Une défense qui pointe les « fautes » des lieutenants
Devant la cour d'appel de Paris, Nicolas Sarkozy a longuement développé son argumentation, évoquant explicitement les « fautes » commises par ses anciens lieutenants. « Que ma probité soit remise en cause, j'en ai l'habitude. Mais mon intelligence... », a-t-il déclaré, suggérant que les erreurs attribuées à son entourage ne pouvaient lui être imputées personnellement.
L'ancien président a passé plus de six heures à la barre, montrant une endurance remarquable malgré les apparences. Quand le président de la cour d'appel, Olivier Géron, lui a proposé une pause en détectant une possible fatigue, Sarkozy a répondu avec vivacité : « Non, mais, en revanche, je veux bien une feuille blanche », démontrant qu'il était moins à court d'énergie que de support pour ses notes.
Une préparation méticuleuse face aux interrogatoires
Depuis le début de son interrogatoire vers 9 heures ce mardi matin, Nicolas Sarkozy a adopté une méthode de travail rigoureuse.
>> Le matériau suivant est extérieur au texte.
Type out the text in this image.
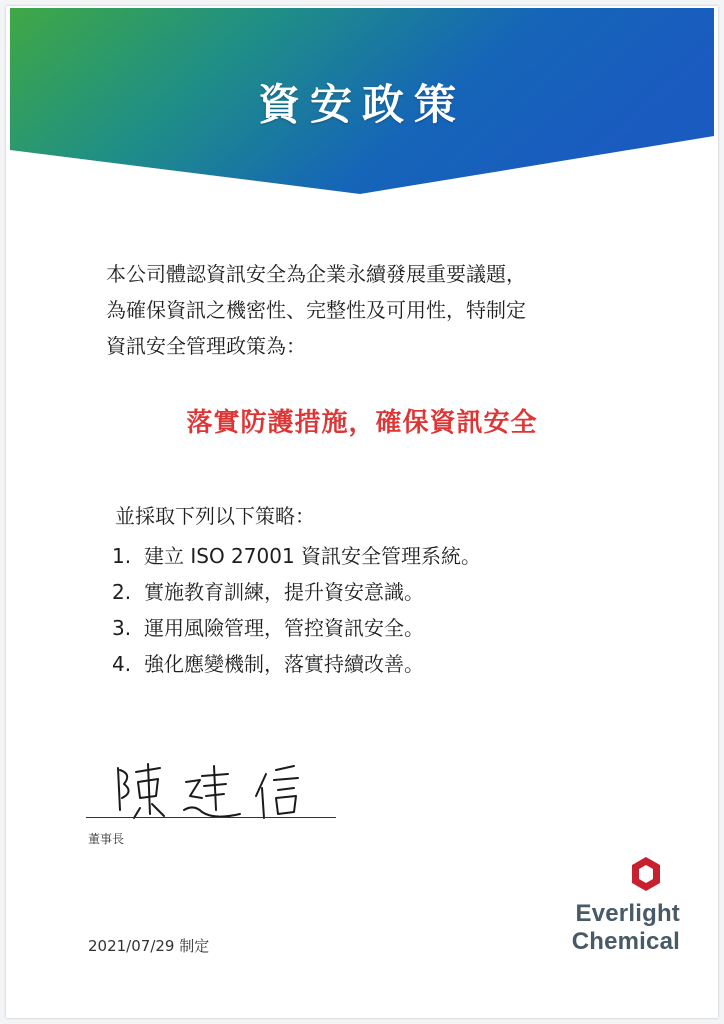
資安政策
本公司體認資訊安全為企業永續發展重要議題，
為確保資訊之機密性、完整性及可用性，特制定
資訊安全管理政策為：
落實防護措施，確保資訊安全
並採取下列以下策略：
1. 建立 ISO 27001 資訊安全管理系統。
2. 實施教育訓練，提升資安意識。
3. 運用風險管理，管控資訊安全。
4. 強化應變機制，落實持續改善。
董事長
2021/07/29 制定
Everlight
Chemical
Comme un élève appliqué, il a griffonné des notes sur une feuille blanche à chaque question posée par le président de la cour d'appel. Cette approche méthodique lui permettait de structurer ses réponses avec précision et de ne rien laisser au hasard dans sa défense.
Le procès en appel fait suite à une première condamnation dans cette affaire sensible qui implique des soupçons de financement illicite de campagne électorale. Les accusations portent sur des versements présumés provenant du régime libyen de Mouammar Kadhafi pour soutenir la campagne présidentielle de Nicolas Sarkozy en 2007.
Les implications politiques de cette stratégie défensive
En choisissant de mettre en avant les « fautes » de Claude Guéant, son ancien directeur de cabinet et ministre de l'Intérieur, et de Brice Hortefeux, ancien ministre et proche collaborateur, Nicolas Sarkozy opère un virage stratégique significatif dans sa défense. Cette approche vise à dissocier sa responsabilité personnelle de celle de son entourage immédiat.
Les observateurs judiciaires notent que cette stratégie pourrait avoir des conséquences importantes sur la dynamique du procès et sur les relations au sein de l'ancienne équipe présidentielle. L'affaire libyenne continue de susciter un intérêt médiatique considérable en raison de son caractère historique et des personnalités politiques de premier plan qu'elle implique.
Le procès se poursuit dans un contexte où la justice française examine minutieusement les allégations de financement étranger illégal de campagnes électorales, une question sensible qui touche aux fondements de la démocratie et à l'intégrité des processus électoraux.